The greater fool theory states that it is possible to make money by buying securities, whether or not they are overvalued, by selling them for a profit at a later date. This is because there will always be someone (i.e. a bigger or greater fool) who is willing to pay a higher price.

Key Takeaways

  • The greater fool theory states that you can make money from securities, whether they are overvalued or not, by selling them to a gullible investor or a greater fool.
  • Due diligence is recommended as a strategy to avoid becoming a greater fool.

Understanding the Greater Fool Theory

If acting in accordance with the greater fool theory, an investor will purchase questionably priced securities without any regard to their quality. If the theory holds, the investor will still be able to quickly sell them off to another “greater fool,” who could also be hoping to flip them quickly. Unfortunately, speculative bubbles burst eventually, leading to a rapid depreciation in share prices.

The greater fool theory breaks down in other circumstances, as well, including economic recessions and depressions. In 2008, when investors purchased faulty mortgage-backed securities, it was difficult to find buyers when the market collapsed.

By 2004, U.S. homeownership had peaked at 70%. In late 2005, home prices started to fall, leading to a 40% decline in the U.S. Home Construction Index in 2006. Many subprime borrowers were no longer able to withstand high interest rates and began to default on their loans. Financial firms and hedge funds that owned in excess of $1 trillion in securities backed by these failing subprime mortgages also began to move into distress.

Greater Fool Theory and Intrinsic Valuation

One of the reasons that it was difficult to find buyers for mortgage-backed securities during the 2008 financial crisis was that these securities were built on debt that was of very poor quality. It is important in any situation to conduct thorough due diligence on an investment, including a valuation model in some circumstances, to determine its fundamental worth.

Due diligence is a broad term that encompasses a range of qualitative and quantitative analyses. Some aspects of due diligence can include calculating a company’s capitalization or total value; identifying revenue, profit, and margin trends; researching competitors and industry trends; as well as putting the investment in a broader market context—crunching certain multiples like price-to-earnings (PE), price-to-sales (P/S), and price/earnings-to-growth (PEG). Investors can also take steps to understand management (the effects and methods of their decision-making) and company ownership (i.e. via a capitalization table that breaks down who owns the majority of company shares and has the strongest voting power).

Example of Greater Fool Theory

In recent times, bitcoin price is often held up as an example of the greater fool theory.

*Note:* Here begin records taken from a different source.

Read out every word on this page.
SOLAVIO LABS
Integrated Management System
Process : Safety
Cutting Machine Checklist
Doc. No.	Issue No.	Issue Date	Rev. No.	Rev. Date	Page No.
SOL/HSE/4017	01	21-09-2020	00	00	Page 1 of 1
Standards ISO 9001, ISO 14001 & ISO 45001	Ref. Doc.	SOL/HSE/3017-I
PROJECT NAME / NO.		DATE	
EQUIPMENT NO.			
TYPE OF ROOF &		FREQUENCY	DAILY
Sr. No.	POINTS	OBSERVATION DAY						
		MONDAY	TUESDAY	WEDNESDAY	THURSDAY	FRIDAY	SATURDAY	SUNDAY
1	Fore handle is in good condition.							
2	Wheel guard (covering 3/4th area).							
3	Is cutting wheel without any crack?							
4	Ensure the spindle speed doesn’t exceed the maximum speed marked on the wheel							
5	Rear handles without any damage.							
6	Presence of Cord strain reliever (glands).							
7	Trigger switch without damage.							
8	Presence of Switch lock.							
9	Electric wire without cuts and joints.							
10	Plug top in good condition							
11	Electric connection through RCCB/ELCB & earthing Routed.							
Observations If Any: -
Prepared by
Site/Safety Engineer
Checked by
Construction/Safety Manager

The cryptocurrency does not have intrinsic value, consumes massive amounts of energy, and consists simply of lines of code. It is useful to the extent that its underlying technology—blockchain—is reportedly being used by banks and financial services firms to streamline money transfer transactions in a secure manner. However, the price of bitcoin has skyrocketed over the years.

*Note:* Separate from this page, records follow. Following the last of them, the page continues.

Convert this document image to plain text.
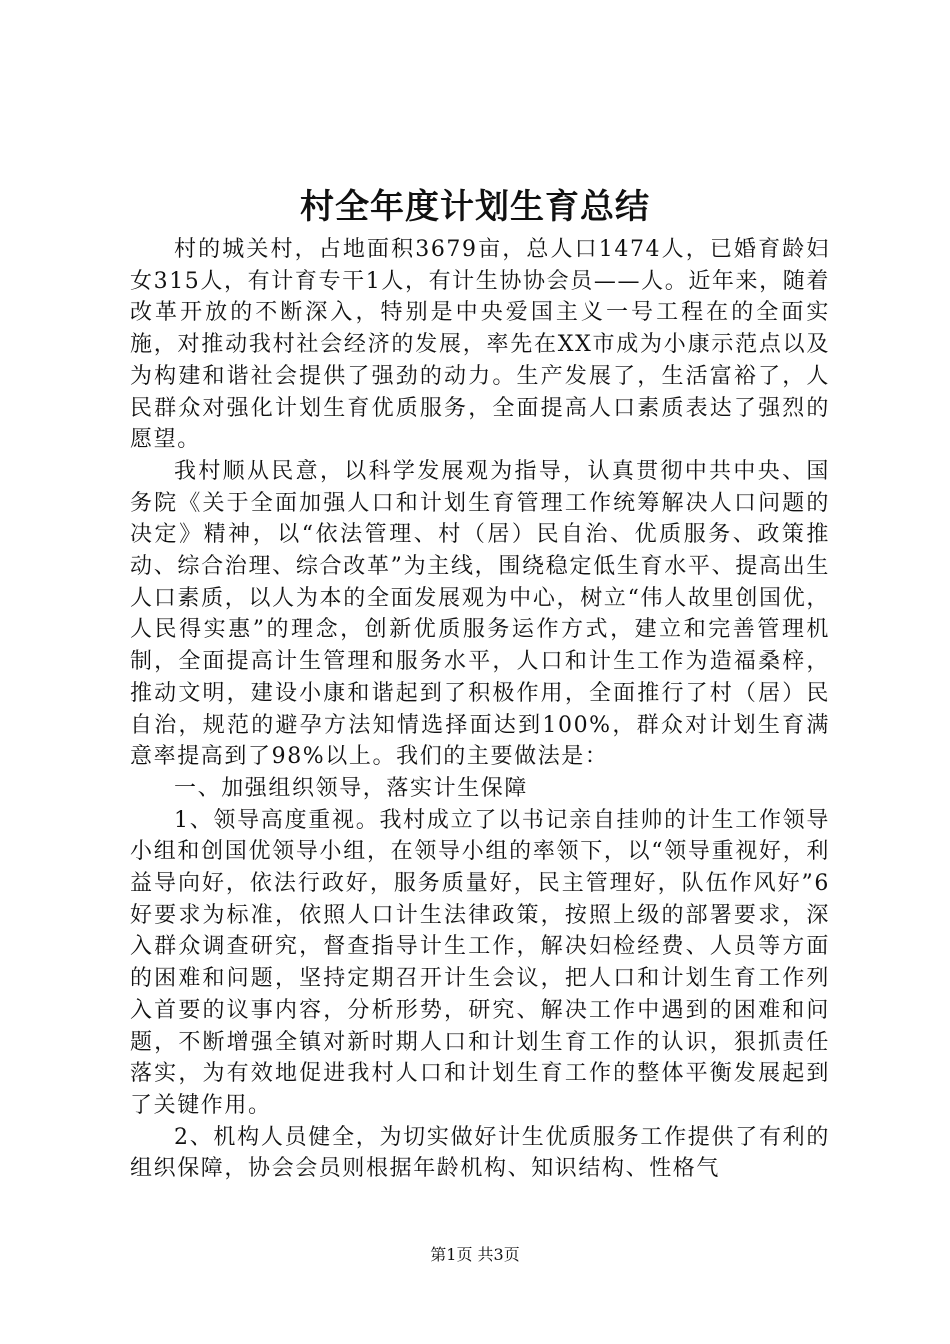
村全年度计划生育总结

村的城关村，占地面积3679亩，总人口1474人，已婚育龄妇女315人，有计育专干1人，有计生协协会员——人。近年来，随着改革开放的不断深入，特别是中央爱国主义一号工程在的全面实施，对推动我村社会经济的发展，率先在XX市成为小康示范点以及为构建和谐社会提供了强劲的动力。生产发展了，生活富裕了，人民群众对强化计划生育优质服务，全面提高人口素质表达了强烈的愿望。

我村顺从民意，以科学发展观为指导，认真贯彻中共中央、国务院《关于全面加强人口和计划生育管理工作统筹解决人口问题的决定》精神，以“依法管理、村（居）民自治、优质服务、政策推动、综合治理、综合改革”为主线，围绕稳定低生育水平、提高出生人口素质，以人为本的全面发展观为中心，树立“伟人故里创国优，人民得实惠”的理念，创新优质服务运作方式，建立和完善管理机制，全面提高计生管理和服务水平，人口和计生工作为造福桑梓，推动文明，建设小康和谐起到了积极作用，全面推行了村（居）民自治，规范的避孕方法知情选择面达到100%，群众对计划生育满意率提高到了98%以上。我们的主要做法是：

一、加强组织领导，落实计生保障

1、领导高度重视。我村成立了以书记亲自挂帅的计生工作领导小组和创国优领导小组，在领导小组的率领下，以“领导重视好，利益导向好，依法行政好，服务质量好，民主管理好，队伍作风好”6好要求为标准，依照人口计生法律政策，按照上级的部署要求，深入群众调查研究，督查指导计生工作，解决妇检经费、人员等方面的困难和问题，坚持定期召开计生会议，把人口和计划生育工作列入首要的议事内容，分析形势，研究、解决工作中遇到的困难和问题，不断增强全镇对新时期人口和计划生育工作的认识，狠抓责任落实，为有效地促进我村人口和计划生育工作的整体平衡发展起到了关键作用。

2、机构人员健全，为切实做好计生优质服务工作提供了有利的组织保障，协会会员则根据年龄机构、知识结构、性格气

第1页 共3页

At the end of 2017, it touched a peak of $20,000 before retreating. Attracted to the lure of profiting from its price appreciation, traders and investors are rapidly buying and selling the cryptocurrency. Articles have posited that they are buying because they hope to resell at a higher price to someone else later. The greater fool theory has helped bitcoin price zoom upwards in a short period of time as demand has outstripped supply of the cryptocurrency.